Um dos símbolos do estado da arte é a aplicação da ponderação, em que o ator jurídico “pega” um princípio em cada mão e faz um “balanceamento”. Afinal, simplificam tanto Alexy que ele sumiu do mapa. A ponderação ficou tão simplificada que ela já não é.

6. Os deuses devem ter enlouquecido

E assim a nave vai. Rumo ao abismo. Afinal, a terra jurídica é plana. Como no filme Os Deuses Devem Estar Loucos, um nativo foi encarregado de carregar as sofisticações para fora do mundo. Está correndo até hoje. Há vinte anos ou mais eu avisei.

Efetivamente, há uma produção deliberada da ignorância jurídica. Isso está em tudo. Em todos os lugares. Mas no direito isso pega mais fácil.

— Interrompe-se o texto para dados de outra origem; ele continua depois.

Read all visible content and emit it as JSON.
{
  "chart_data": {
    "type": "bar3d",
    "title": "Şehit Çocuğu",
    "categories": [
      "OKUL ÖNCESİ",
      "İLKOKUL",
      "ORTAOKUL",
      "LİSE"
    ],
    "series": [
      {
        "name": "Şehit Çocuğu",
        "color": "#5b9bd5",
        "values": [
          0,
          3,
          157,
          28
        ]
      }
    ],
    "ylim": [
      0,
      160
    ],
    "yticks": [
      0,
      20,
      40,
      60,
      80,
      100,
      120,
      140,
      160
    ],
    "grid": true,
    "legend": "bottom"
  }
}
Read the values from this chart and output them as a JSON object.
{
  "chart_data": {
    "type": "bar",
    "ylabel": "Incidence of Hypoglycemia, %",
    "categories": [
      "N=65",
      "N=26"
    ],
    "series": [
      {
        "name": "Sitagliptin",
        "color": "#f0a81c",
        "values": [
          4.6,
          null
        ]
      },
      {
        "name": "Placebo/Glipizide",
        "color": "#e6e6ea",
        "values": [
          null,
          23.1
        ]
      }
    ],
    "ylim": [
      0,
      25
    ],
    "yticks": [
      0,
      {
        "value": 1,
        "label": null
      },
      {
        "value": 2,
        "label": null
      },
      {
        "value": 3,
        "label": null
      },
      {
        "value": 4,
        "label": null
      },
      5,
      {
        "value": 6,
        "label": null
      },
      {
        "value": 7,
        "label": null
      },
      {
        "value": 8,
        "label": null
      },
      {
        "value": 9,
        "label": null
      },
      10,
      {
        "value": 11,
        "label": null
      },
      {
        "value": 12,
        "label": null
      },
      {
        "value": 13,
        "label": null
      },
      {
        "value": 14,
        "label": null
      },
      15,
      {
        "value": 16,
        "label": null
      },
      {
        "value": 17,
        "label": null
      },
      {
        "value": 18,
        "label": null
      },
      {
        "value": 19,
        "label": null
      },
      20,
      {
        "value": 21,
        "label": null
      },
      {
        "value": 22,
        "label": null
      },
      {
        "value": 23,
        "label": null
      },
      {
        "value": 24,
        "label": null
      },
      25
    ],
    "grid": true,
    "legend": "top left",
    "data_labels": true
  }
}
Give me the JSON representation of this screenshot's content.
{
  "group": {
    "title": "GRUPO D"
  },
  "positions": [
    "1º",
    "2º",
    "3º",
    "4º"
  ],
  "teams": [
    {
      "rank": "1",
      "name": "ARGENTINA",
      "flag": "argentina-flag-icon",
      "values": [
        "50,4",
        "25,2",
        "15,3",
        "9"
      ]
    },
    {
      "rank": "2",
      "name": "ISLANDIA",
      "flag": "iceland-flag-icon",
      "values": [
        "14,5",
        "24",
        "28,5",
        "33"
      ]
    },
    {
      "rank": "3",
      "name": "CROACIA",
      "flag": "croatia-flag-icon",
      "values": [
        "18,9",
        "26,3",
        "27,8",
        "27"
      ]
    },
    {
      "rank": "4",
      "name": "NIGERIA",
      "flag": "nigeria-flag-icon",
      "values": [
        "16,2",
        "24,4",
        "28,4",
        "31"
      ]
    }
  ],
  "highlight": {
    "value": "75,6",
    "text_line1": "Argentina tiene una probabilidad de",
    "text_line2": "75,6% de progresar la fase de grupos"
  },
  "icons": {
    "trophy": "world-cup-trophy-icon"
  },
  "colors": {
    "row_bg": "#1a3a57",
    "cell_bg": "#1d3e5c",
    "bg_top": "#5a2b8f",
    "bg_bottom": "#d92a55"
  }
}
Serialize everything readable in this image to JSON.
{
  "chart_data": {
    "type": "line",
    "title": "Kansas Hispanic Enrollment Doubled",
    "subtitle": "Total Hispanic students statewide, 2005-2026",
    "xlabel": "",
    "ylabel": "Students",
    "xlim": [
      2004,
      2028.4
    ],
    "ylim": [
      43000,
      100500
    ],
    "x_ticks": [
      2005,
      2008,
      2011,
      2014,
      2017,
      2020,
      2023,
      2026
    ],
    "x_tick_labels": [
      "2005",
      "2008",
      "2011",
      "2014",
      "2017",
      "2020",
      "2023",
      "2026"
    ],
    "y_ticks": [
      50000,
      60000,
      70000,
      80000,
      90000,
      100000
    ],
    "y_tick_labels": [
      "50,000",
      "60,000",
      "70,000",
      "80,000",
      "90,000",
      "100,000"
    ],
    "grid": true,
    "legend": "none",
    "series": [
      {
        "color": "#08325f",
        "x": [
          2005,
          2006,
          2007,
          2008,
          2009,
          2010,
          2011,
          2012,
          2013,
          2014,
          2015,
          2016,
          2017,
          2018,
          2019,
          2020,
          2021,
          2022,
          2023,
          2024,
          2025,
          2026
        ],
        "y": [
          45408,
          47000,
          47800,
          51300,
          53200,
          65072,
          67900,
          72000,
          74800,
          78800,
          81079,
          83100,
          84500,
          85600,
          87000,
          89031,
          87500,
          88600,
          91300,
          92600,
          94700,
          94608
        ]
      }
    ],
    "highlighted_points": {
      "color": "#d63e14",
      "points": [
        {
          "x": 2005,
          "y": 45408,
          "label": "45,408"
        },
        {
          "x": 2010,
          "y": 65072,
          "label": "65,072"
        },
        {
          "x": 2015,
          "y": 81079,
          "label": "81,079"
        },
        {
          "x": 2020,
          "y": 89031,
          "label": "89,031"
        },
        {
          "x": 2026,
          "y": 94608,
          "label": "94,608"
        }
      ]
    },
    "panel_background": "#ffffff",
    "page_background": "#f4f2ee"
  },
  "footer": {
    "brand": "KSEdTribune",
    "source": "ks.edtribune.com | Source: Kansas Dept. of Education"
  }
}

7. De há muito chove na serra – era uma coceira e hoje gangrenou

Agora mesmo foi anulado mais um processo feito por ChatGPT – o advogado, preguiçosamente pediu ao robô que buscasse precedentes… que foram inventados. Esse caso é de Santa Catarina. Mas parcela da comunidade jurídica pega carona nessa pós-modernidade. Estão destruindo a doutrina.

Me chama(ra)m de alarmista. Diziam – e dizem: ah, não implica com isso; o resumo é para ajudar; qual é o problema de escrever simplificações? E hoje piorou, por causa da IA (ignorância artificial). A IA vitaminou o fenômeno agnotológico.

Pois é. Temos, então, mais o livro Manual tão fácil que qualquer um entende – nem precisa ser do direito… Qualquer um “entende”.  Se qualquer um entende, para que o livro?

Daqui a pouco será o quê?

Será o resumo do desenho?

Onde vamos parar?

Emburrecemos?

Não respondam.

Por isso a importância da agnotologia jurídica que lancei há semanas: para estudar o processo deliberado de “ignorantização” da malta.

Insisto para que leiam Swift, quem, em 1748, já denunciava todo isso, com muito sarcasmo.

Por falar em arte e literatura, que grande feito o do filme Ainda Estou Aqui. Cumprimentos ao elenco. E ao diretor. A escrita é a garantia contra o fracasso da memória. As pessoas ou não sabem ou esquecem o golpe militar e a ditadura que durou mais de 20 anos. O filme é um texto. E textos põem um selo de garantia contra o esquecimento.